Tennessee Body Farm expert questions the state of Riley Strain when he was found

I feel like some news sources such as NewsNation have sensationalized this by claiming he was found naked with just his shirt on but actually his boxer shorts and socks were still on.
Dr Bill Bass is a 96-year-old researcher and professor, forensic anthropologist (not a forensic pathologist medical doctor) and I see nothing to show his expertise in drowning victims. Being an expert in human bones and decomposition does not show him to have any experience in recovery of drowning victims. He was not a first responder nor work at a medical examiner's office. While he is highly respected, I think he was stepping outside his area of expertise.
Kicking off of shoes on purpose, is not uncommon when people fall into water, shoes getting filled with water/sand/dirt are very heavy, and for his comments on the pants, he has never been a tall, skinny, stick of a figure who has pants that easily drop to the floor. Those of us that have lived with these body types in our households know that it is no mystery to the pants coming off in the water. Perhaps he didn't remember that in middle/high school, other males would target those body types and cruelly pull their pants down as they walked down the hallways.

 
Isn't it quite possible that he had to relieve himself, drunk and hurried, pants slipped down, bent down to drag them up and fell over? Died when hitting the ground and rolled into river? Therefor no water in lungs. However, if this is the case there should prob. be some visible head injury from the fall. Dry drowning is possible, especially if he had some muscle relaxant drugs in his system and combine that with alcohol.

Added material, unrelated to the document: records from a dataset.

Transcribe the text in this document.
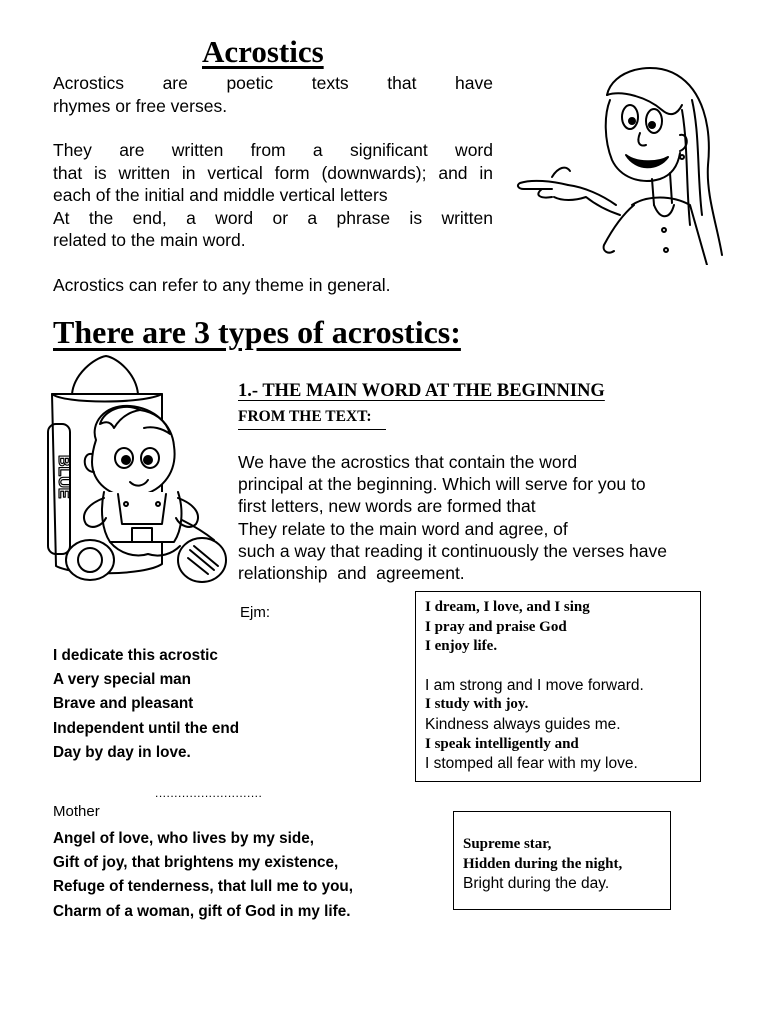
Acrostics
Acrostics are poetic texts that have
rhymes or free verses.
They are written from a significant word
that is written in vertical form (downwards); and in
each of the initial and middle vertical letters
At the end, a word or a phrase is written
related to the main word.
Acrostics can refer to any theme in general.
There are 3 types of acrostics:
BLUE
1.- THE MAIN WORD AT THE BEGINNING
FROM THE TEXT:
We have the acrostics that contain the word
principal at the beginning. Which will serve for you to
first letters, new words are formed that
They relate to the main word and agree, of
such a way that reading it continuously the verses have
relationship  and  agreement.
Ejm:
I dedicate this acrostic
A very special man
Brave and pleasant
Independent until the end
Day by day in love.
I dream, I love, and I sing
I pray and praise God
I enjoy life.
I am strong and I move forward.
I study with joy.
Kindness always guides me.
I speak intelligently and
I stomped all fear with my love.
............................
Mother
Angel of love, who lives by my side,
Gift of joy, that brightens my existence,
Refuge of tenderness, that lull me to you,
Charm of a woman, gift of God in my life.
Supreme star,
Hidden during the night,
Bright during the day.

Interesting to see what the toxicology report finds.
He was in the water for weeks, and decomposition and the moving of tissue as well as the stream of water, objects in water, may have pulled boots off?
Very possible. The part I am struggling with, and sadly as a result of a friends son dying from an accidental drowning, was that Riley's boots would have filled up with water and dragged him down. He would have had no hope of getting the water filled boots off. Possibly he did soil himself, and take off his pants and boots before falling into the river, but where are these items? All possibilities are open a this time.
 
Riley was lucky he lived through the uncontrolled fall I saw him take in the street, head first nearly into a cement post.
True lucky if someone had seen him fall, rendered aid, and gotten him to his hotel, away from the river.

It would never have been a headline.

And Riley would've called his mom the times today.

Sometimes I wonder if we're all one misstep away from our world spinning off its axis.

JMO
 
True lucky if someone had seen him fall, rendered aid, and gotten him to his hotel, away from the river.

It would never have been a headline.

And Riley would've called his mom the times today.

Sometimes I wonder if we're all one misstep away from our world spinning off its axis.

JMO
You are correct about the world spinning off its axis. I don't know how many times I have fallen and hit concrete and survived without any injury other than a scrape. I wasn't even toasted or had 1 drink. I don't drink though I have in the past. I got so sick I vowed not to do it again. It only took twice of getting sick that I didn't drink again.